Yortsos noted that civil engineering, the oldest
engineering discipline, remains the branch of engineering that
is closest to the lives of people, particularly in cities.
“Civil engineers provide homes, water,
sanitation, bridges, tunnels, roads and civil infrastructure and
environmental engineering expertise is critical to solving problems
of pollution and micro-climate,” he said.
“By 2030 almost five billion people, or
60 percent of the entire world, will live in cities. This raises
huge challenges for civil and environmental engineers, challenges
now known in the profession as those of ‘megacities,’ he
explained. “Internationally we see an emerging vision for
civil and environmental engineering as a major force for improvement
and enhancement of cities, not only for Los Angeles, but for major
urban centers around the world.”
And, Yortsos continued, “Astani shares
our belief that civil engineering is vital to achieve a critical
need for the 21st century: cities designed to be highly functional,
healthful and inspiring; environments that celebrate humanity.”
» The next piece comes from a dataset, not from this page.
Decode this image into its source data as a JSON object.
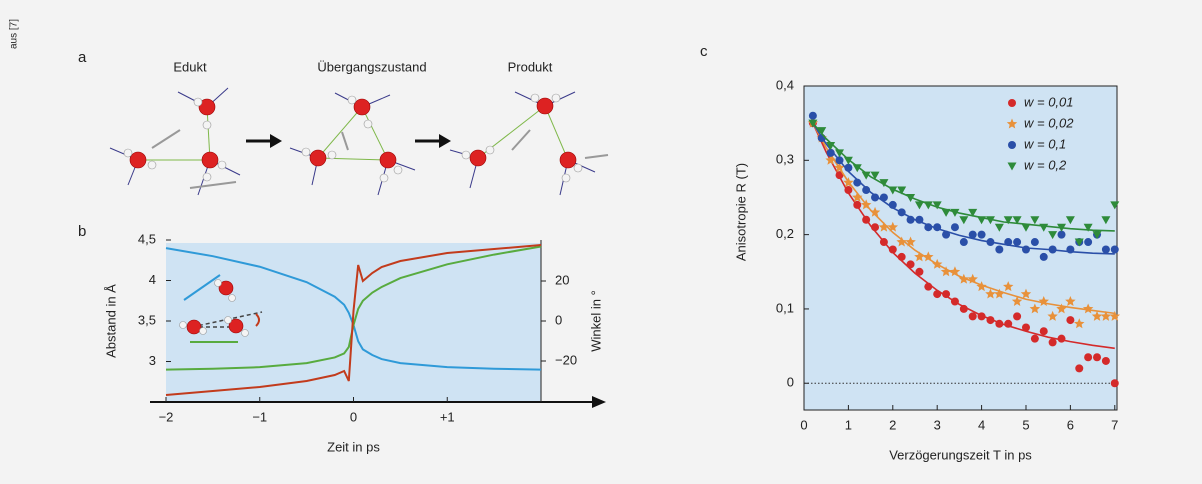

Astani is the chairman of Astani Enterprises,
a Beverly Hills-based development concern. His firm owns or operates
approximately 4,000 apartment units throughout Southern California
and is currently developing approximately 2,000 units of condominiums
and lofts in downtown Los Angeles with a total value in excess
of $1 billion.
Among the developments are five iconic residential
towers and two loft buildings.
Last year, Astani Enterprises made a $1.5 million
donation to the Skid Row Housing Trust, completing funding for
the Abbey Apartments, a downtown complex that will house 115 of
Los Angeles’ mentally ill homeless when it opens next year.
Astani, an Iranian immigrant who received a Distinguished
Alumnus Award from the USC Viterbi School, serves on the executive
committee of the Central City Association, the board of councilors
of the USC Viterbi School of Engineering and on the Leadership
Council for USC’s Lusk Center for Real Estate Development.
He is also a board member of the Pacific Council for International
Affairs.
The Astani donation is the seventh multimillion-dollar
donation from a USC engineering alumnus in the last six years,
following earlier gifts by Andrew J. Viterbi (naming the school);
Daniel J. Epstein, Ming Hsieh and John Mork (naming the departments
of industrial and systems engineering, electrical engineering,
and chemical engineering and materials science); Mark Stevens (creating
the USC Stevens Institute) and Kenneth Klein (creating the USC
Viterbi Center for Undergraduate Engineering Life).